Hay espacios en los que parece que está vetada la innovación y el progreso, cuando en muchos casos, si no todos, lo que hoy consideramos tradición y costumbre no es sino un acto de ruptura innovadora producida en un momento remoto u olvidado.Creo que este ámbito festivo sería idóneo para activar un gran opinómetro sobre innovación y actualización de cómo quieren los ciudadrealitas disfrutar las fiestas. Quizás el resultado fuera dejar todo como está, quién sabe, o quizás, con ideas originales, frescas y creativas fuéramos capaces de crear unas ferias que nos volvieran a emocionar, y que fueran capaces de conciliar la innovación y las berenjenas de orza.
Alberto Muñoz
Con los ojos bien abiertos
Fiel reflejo de mi visión de la feria.
Todos los años lo mismo ¿Para qué ir? Este año ni me he molestado…
Alberto:
Me gusta mucho el análisis que has hecho desde el plano intelectual. Sin embargo, y aunque nos parezca fuera de nuestros planteamientos, también nos encontraremos a gente que de verdad disfruta con eso, con la feria real. Hace unos años coincidí en en tren con un señor que me reconoció que, para él, el acontecimiento semanal que daba sentido a la rutina de su barrio era el mercadillo.

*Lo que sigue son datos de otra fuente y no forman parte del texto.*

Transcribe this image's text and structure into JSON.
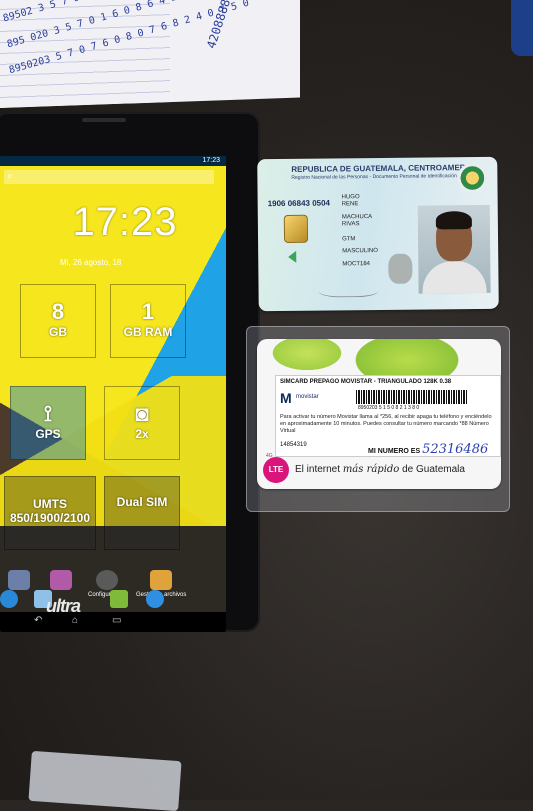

Pero para mi humilde punto de vista, la feria también tiene un fondo deprimente: luces cegadoras y la música pachanguera atronadora «de la que que más aceptación tiene en en momento» para ocultar la dureza de la vida de los feriantes (¿cuántos pasan por el Recinto Ferial a la hora de la siesta?) y de los SUBFERIANTES, para quienes las condiciones de vida son peores todavía. Agárrate las tuercas, que entre los subferiantes también hay categorías: los que trabajan, vete tü a saber por cuánto, para los dueños de la manta y el generador, todo para llenarle los bolsillos al Gran Chino.
La feria es ese payaso de risa forzada que tiene que pagar sus facturas. Un saludo.
Tambien para mi la feria es monotona y aburrida,siempre lo mismo,una de las razones de que los jovenes se vayan al botellon y los mayores ni nos molestamos en ir, pa que!!!.